Duthoit, E., Mailles-Viard Metz, S., & Pélissier, C. (2012). Processus d’aide en contexte d’apprentissage : une adaptation pour individualiser et personnaliser. Sciences et Technologies de l'Information et de la Communication pour l'Éducation et la Formation (STICEF), n° 19 (n° spécial « Individualisation, personnalisation et adaptation des Environnements Numériques d’Apprentissage »). http://sticef.univ-lemans.fr/classement/speciaux.htm#Individualisation12. 

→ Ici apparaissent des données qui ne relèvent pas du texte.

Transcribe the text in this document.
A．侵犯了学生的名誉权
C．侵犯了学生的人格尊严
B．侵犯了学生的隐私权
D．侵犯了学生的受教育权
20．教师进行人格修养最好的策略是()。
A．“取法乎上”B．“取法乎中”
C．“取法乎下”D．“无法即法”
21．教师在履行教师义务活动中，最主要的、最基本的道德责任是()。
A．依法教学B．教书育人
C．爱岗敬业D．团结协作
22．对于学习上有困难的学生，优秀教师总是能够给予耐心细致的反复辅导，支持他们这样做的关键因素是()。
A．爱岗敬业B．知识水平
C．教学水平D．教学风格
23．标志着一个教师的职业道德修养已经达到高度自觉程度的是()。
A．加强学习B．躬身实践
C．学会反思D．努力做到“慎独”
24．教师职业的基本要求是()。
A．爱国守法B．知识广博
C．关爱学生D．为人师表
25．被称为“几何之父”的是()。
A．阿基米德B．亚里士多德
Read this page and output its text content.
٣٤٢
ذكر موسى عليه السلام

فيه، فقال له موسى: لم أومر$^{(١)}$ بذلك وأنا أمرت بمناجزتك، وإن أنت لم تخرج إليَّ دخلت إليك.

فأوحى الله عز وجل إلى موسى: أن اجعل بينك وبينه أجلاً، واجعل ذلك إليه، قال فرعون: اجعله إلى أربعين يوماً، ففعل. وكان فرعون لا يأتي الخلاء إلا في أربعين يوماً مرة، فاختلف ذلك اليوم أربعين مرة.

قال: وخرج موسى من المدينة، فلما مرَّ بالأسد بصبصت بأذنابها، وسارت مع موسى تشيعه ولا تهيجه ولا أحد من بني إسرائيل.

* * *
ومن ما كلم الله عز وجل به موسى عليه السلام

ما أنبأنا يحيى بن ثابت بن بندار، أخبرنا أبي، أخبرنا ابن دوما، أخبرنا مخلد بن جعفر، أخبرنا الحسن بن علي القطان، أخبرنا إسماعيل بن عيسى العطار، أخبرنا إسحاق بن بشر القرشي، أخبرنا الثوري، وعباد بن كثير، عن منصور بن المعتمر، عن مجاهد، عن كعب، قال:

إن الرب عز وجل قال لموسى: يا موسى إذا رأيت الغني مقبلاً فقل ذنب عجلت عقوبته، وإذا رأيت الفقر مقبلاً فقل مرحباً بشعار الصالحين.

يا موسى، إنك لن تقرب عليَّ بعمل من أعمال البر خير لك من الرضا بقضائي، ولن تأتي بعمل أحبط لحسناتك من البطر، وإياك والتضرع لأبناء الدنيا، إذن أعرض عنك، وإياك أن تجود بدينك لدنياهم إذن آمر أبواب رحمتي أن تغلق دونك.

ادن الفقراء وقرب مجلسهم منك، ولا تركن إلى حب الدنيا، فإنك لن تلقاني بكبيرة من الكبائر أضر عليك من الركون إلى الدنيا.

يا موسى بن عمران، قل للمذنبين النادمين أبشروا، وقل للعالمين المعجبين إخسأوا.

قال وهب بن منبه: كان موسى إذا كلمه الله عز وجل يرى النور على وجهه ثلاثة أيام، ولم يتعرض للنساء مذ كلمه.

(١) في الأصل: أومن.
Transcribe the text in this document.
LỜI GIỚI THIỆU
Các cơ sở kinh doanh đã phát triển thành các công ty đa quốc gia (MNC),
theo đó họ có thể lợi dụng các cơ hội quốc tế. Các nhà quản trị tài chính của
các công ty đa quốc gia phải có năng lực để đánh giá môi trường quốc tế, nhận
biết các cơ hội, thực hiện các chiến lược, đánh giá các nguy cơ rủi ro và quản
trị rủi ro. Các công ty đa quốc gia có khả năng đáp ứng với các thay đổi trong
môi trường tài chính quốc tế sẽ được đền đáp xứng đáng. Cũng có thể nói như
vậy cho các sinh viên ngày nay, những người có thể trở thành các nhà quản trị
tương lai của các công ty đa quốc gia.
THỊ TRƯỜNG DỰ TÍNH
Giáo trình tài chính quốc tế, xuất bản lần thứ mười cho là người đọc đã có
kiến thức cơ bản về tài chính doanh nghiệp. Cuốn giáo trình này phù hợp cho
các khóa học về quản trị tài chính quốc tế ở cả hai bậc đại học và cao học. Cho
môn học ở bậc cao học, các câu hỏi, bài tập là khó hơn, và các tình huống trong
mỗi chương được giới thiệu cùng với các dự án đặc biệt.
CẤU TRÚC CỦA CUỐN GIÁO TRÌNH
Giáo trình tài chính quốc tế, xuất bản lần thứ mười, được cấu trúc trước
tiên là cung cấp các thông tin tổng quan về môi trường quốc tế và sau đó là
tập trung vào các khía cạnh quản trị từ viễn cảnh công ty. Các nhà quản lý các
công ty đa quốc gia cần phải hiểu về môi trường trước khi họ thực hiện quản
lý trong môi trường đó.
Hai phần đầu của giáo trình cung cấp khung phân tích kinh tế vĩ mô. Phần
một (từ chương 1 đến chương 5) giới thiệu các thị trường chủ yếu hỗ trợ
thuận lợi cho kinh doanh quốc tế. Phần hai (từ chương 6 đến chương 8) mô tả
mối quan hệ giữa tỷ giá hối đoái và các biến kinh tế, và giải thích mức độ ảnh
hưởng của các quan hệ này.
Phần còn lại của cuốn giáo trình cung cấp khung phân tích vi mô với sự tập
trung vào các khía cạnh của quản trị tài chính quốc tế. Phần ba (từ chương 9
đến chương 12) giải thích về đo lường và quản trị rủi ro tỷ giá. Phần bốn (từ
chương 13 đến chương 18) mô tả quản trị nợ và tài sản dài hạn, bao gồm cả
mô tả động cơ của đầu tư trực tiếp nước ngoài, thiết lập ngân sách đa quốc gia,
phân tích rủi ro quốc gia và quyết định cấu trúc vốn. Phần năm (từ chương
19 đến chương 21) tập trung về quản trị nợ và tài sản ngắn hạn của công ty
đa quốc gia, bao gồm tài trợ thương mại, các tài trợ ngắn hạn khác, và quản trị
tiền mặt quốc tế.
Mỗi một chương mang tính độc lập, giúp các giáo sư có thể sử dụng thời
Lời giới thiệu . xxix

Le Deuff, O. (Dir.). (2014). Le temps des humanités digitales. La mutation des sciences humaines et sociales. Limoges : FYP éditions, coll. Société de la connaissance. 

Puustinen, M. & Rouet, J.-F. (2009). Learning with new technologies: Help seeking and information searching revisited. Computers & Education, 53, 1014-1019. 

Rabardel, P. (1995). Les hommes et les technologies. Approche cognitive des instruments contemporains. Paris : Armand Colin. 

Richterich, R. (1996). La compétence stratégique : acquérir des stratégies d’apprentissage et de communication. In H. Holec, D. Little & R. Richterich (Eds.), Stratégies dans l’apprentissage et l’usage des langues (pp. 41-76). Strasbourg : Conseil de l’Europe. 

Vygotsky, L. (1962). Thought and language. MIT Press. 

Vygotsky, L. (1985). Pensée et langage Paris : Editions sociales. 

Wood, D., Bruner, J. S., & Ross, G. (1976). The role of tutoring in problem solving. Journal of Child Psychology and Psychiatry, 17, 89-100.